Я пришла в себя, даже посмеялась над тем, что пережила. Но все еще задаюсь вопросом, в чем причина той дезориентации во времени и пространстве, которую я испытала. Буду разговаривать со своими дорогими матушками-игуменьями. Напишу им. Хотя они и так все знают.

Вскоре после этого я у себя дома впала в кошмарное состояние. До сих пор не знаю, было это со мной наяву или во сне. Как будто близость смерти возвратила меня к новой жизни. Как будто смерть невинных детей каким-то непостижимым образом стала моей спутницей и освобождением. Видения, явившиеся мне, голоса, что я слышала, не лишали меня покоя, хотя неизменно пугали. Не из-за того, что я видела, а от сознания того, что это случилось со мной именно тогда, когда я столкнулась со смертью маленького пациента. Разговор с его матерью был реален. И я действительно пришла домой, оказалась дома после кошмарного вихря.
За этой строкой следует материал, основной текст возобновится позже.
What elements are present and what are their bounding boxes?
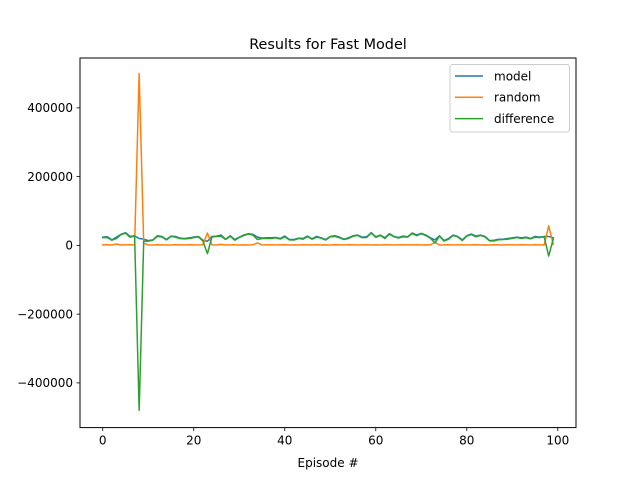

Нереально только то, что я вообще не помню, как добралась от больницы до дома. Кто-то или что-то стер из моей головы часть пути. Словно что-то меня унесло в сон, а потом выпустило в будущее – ибо прежде, чем кончилось сомнамбулическое состояние, видение прервал голос отца. Я вернулась в реальность: все предметы в спальне были на месте, даже ваза на столе, из которой утром, перед уходом на работу, я убрала увядшие цветы. Я несколько раз закрыла глаза, все осталось по-прежнему.

Когда я уходила из амбулатории, в приемном отделении мне передали билет на «Аиду» в Чикаго. Взбудораженная, я прочла имена исполнителей. Одна певица была из Африки, из Аддис-Абебы, но она была много старше и исполняла второстепенную роль. Главную партию пела румынка.

Нигде не было ее имени.

– Не теряй надежды, – сказал отец, – следуй своему сну, он многое предвещает. Разузнай, кто в этом году в мире поет Аиду. Мы поедем с тобой.

«Аиду» давали во многих городах мира. Я все думала, как я ее найду, ведь у меня не было точных сведений. Может быть, она поет в какой-то другой опере? Я понимала смысл своих снов. Надо найти в них символы, которые помогут разгадать этот запутанный жизненный ребус.